Het eerlijk beantwoorden van deze vragen is essentieel, omdat het van invloed is op de manier waarop u een dreigingsscore toekent aan elk onderdeel.
Als u bijvoorbeeld een private onderneming bent die financiële informatie verwerkt die voor veel medewerkers toegankelijk is, dan is de risicofactor die hiermee gepaard gaat al hoog. Maar als uw beveiligingsinfrastructuur in het verleden is doorbroken, zal de score die u hieraan toekent nog hoger zijn.
Hoe kan ik de resultaten van de audit gebruiken?
Het laatste deel van de audit vereist dat u op basis van uw prioriteitenlijst van bedreigingen beslist hoe u verder gaat met de beveiligingsmaatregelen om het risico van bedreigingen te neutraliseren of uit te bannen.
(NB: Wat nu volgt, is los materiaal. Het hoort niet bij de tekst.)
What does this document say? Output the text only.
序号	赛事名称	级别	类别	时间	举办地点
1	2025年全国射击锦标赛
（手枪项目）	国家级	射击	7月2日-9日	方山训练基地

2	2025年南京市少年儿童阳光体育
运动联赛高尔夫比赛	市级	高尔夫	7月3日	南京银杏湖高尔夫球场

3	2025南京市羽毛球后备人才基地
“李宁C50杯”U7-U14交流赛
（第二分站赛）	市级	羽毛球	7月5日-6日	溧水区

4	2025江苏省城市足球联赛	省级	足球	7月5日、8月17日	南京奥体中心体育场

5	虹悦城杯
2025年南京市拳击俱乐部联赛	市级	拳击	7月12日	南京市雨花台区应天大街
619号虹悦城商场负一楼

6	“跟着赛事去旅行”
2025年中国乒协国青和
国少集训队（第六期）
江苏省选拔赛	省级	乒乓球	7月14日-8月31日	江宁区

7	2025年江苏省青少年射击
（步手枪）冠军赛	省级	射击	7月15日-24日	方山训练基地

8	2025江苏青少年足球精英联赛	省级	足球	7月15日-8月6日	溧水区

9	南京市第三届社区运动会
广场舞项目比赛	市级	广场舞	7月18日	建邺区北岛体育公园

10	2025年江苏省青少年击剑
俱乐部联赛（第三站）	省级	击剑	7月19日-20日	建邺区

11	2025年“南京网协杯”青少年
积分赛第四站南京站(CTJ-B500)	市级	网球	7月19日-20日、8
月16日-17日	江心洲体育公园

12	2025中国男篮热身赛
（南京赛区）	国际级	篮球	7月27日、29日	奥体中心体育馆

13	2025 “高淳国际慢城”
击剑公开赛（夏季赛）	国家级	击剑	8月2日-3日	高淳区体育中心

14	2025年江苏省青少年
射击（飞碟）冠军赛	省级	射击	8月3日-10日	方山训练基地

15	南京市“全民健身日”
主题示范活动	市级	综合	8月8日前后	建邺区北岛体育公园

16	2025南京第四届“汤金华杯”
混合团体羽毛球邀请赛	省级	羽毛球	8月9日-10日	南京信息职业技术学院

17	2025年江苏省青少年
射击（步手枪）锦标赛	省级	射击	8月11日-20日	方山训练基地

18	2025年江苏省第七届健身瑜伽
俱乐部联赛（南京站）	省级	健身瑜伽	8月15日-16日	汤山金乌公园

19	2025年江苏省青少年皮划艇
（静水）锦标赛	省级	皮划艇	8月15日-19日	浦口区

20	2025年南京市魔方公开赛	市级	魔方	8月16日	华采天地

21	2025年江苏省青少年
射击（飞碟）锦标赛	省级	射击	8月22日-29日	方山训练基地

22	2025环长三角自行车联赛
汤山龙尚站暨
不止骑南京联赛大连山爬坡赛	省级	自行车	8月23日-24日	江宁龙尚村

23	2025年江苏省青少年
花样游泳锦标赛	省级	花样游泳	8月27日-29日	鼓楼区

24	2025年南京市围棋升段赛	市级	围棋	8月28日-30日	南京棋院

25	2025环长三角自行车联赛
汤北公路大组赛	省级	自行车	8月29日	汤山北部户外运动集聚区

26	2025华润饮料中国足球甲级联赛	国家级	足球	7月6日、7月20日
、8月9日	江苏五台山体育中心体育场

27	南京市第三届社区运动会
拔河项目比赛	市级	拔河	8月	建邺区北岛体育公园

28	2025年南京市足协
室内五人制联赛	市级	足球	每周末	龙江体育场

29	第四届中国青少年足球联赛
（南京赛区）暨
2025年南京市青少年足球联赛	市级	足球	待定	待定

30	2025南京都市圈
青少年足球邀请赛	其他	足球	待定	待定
Afhankelijk van uw bedrijf, de branche waarin u actief bent en het niveau van beveiliging dat u nodig heeft, zal de lijst van iedereen er anders uitzien. Hieronder hebben we enkele van de meest voorkomende beveiligingsoplossingen uitgelicht:
Opleidingsworkshops
Zelfs een kleine investering in veiligheidsbewustzijn en -opleiding kan de impact van een cyberaanval aanzienlijk verminderen. Uw werknemers zijn slechts mensen en maken fouten, maar door opleidingsworkshops en regelmatige opfriscursussen te organiseren kunt u het cyberveiligheidsbewustzijn vergroten en fouten tot een minimum beperken.
Back-ups
Door de toenemende afhankelijkheid van technologie op de werkplek zijn veel bedrijven nu volledig papierloos, waardoor de last wordt afgewenteld op online opslag en back-ups. Men denkt dat bijna de helft van alle kleine tot middelgrote bedrijven geen back-up- en dataherstelplan heeft en dat 60% van deze bedrijven binnen zes maanden na het verlies van hun gegevens sluit. Door regelmatig een back-up te maken van gegevens en deze te isoleren van uw hoofdnetwerk, vindt u altijd wel iets om op terug te vallen in tijden van crisis.
E-mailbeveiliging
Zoals we al hebben gezegd, zijn er steeds meer phishingaanvallen, en dit kan deels worden toegeschreven aan het feit dat deze aanvallen steeds geavanceerder en uitdagender zijn om te detecteren. Eén klik op een phishing-e-mail is voldoende om de dader toegang te geven tot uw gegevens. Spamfilters zijn er om dit soort e-mails tegen te houden, maar werknemers die getraind zijn om ze te herkennen zijn veel effectiever.
Software-updates
We hebben het allemaal al meegemaakt: u zet uw computer aan en ontdekt dat uw apparaat bezig is met het installeren en updaten van software. Hoewel dit irritant kan zijn, is het ook ontzettend belangrijk. Deze software-updates bevatten vaak de nieuwste beveiligingspatches die absoluut cruciaal zijn voor de beveiliging van de computer. Daarom is het zo belangrijk om handmatige updates in uw beveiligingsplan op te nemen om ervoor te zorgen dat alle apparaten in uw netwerk up-to-date zijn.
Wachtwoordmanager
Mensen zijn niet gemaakt om honderden unieke en complexe wachtwoorden te onthouden, en daarom zijn we geneigd om steeds weer te vertrouwen op variaties van dezelfde wachtwoorden. Door te investeren in wachtwoordbeheersoftware kunnen unieke en gecompliceerde wachtwoorden worden opgeslagen in de software en worden gebruikt wanneer iemand ergens op moet inloggen. Door breed gedeelde wachtwoord-spreadsheets te creëren verdwijnt het risico en worden ze veel moeilijker te raden.
Netwerkbewaking
Cybercriminelen hebben geen tweede uitnodiging nodig om toegang te krijgen tot uw netwerk. Om dit tegen te gaan is het nuttig om wat onderzoek te doen naar de beste netwerkbewakingssoftware die u kan waarschuwen voor verdachte activiteiten, zoals toegangspogingen uit twijfelachtige bronnen.
Conclusies
In deze blog hebben we u alle tools en kennis gegeven om een cybersecurity-audit uit te voeren. Het is echter essentieel om te onthouden dat interne evaluaties zoals deze doorlopend moeten worden uitgevoerd en niet slechts één keer.
Uw eerste audit zal nuttig zijn bij het vaststellen van de benchmark voor alle toekomstige beoordelingen, omdat u kunt meten wat heeft gewerkt en wat er verbeterd moet worden.
Door uw processen voortdurend te actualiseren en te investeren in de nieuwste technologie, kunt u een cultuur creëren die de impact van cybersecurity maximaliseert en de gevaren van het niet toepassen van de juiste veiligheidsmaatregelen benadrukt.